Are you shooting JPEGs using one of the camera presets?
I shoot RAW exclusively but I do set the picture style to SEPIA so that I can get a basic idea of the mood I’m getting through the viewfinder.

What post production are you doing?
I capture my images using Capture One Pro as RAW files and then I’ll boost the shadows and perhaps subdue some of the highlights and add some grain. I then bring it into Photoshop and remove all the sensor spots. At f/200, every single blemish on the sensor can be seen so sometimes it takes quite a bit of time to remove everything. I then use the Unsharp Mask to boost some of the edges. Finally, I tone the image and sometimes add a subtle texture to give me the desired finished look.

Can you shoot handheld or is a tripod necessary?
I have shot quite a few images handheld but only if they are 1 second or less. In general I use a tripod. Obviously, there is no OIS.

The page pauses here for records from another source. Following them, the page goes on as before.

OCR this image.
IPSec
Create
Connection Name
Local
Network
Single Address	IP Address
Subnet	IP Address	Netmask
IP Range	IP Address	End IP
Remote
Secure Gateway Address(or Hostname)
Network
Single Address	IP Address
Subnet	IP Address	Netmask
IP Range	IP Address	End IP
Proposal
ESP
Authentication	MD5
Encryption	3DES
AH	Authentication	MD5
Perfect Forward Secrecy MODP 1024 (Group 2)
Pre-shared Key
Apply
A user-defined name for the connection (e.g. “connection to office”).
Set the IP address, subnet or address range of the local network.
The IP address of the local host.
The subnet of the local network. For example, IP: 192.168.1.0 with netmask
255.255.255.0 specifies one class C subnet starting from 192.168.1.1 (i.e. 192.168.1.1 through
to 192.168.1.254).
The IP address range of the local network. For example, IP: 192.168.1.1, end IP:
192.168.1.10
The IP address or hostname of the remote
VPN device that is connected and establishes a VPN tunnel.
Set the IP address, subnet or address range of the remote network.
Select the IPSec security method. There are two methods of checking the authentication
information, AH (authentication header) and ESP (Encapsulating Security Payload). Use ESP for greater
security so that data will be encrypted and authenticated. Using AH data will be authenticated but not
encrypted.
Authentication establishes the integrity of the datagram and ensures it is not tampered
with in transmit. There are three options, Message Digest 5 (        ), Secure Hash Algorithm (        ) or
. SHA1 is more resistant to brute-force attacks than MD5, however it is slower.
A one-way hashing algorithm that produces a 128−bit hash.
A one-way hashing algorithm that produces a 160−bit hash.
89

Does dust get through the pinhole onto the sensor?
Yes, it does! I’ve combatted that problem somewhat by hot gluing a small UV filter to the front of the cap. This has helped a lot.

Where can I see more of your pinhole work?
My Instagram account is almost exclusively used for my pinhole photography.

One other thing that might be obvious but I’ll say it anyway. The success or failure of this style of photography has very little to do with the technical aspect of the equipment/software and everything to do with good composition and lighting. I approach pinhole images the same way I would any black and white image. That is to say, I keep the contents of my frame simple, look for textures and, most importantly, utilize darkness and light for mood. Cluttered scenes with lots of foliage will not look good because the detail and resolution are just not there and it tends to be a blobby mess so plan your images with this in mind and you will be much happier with the result.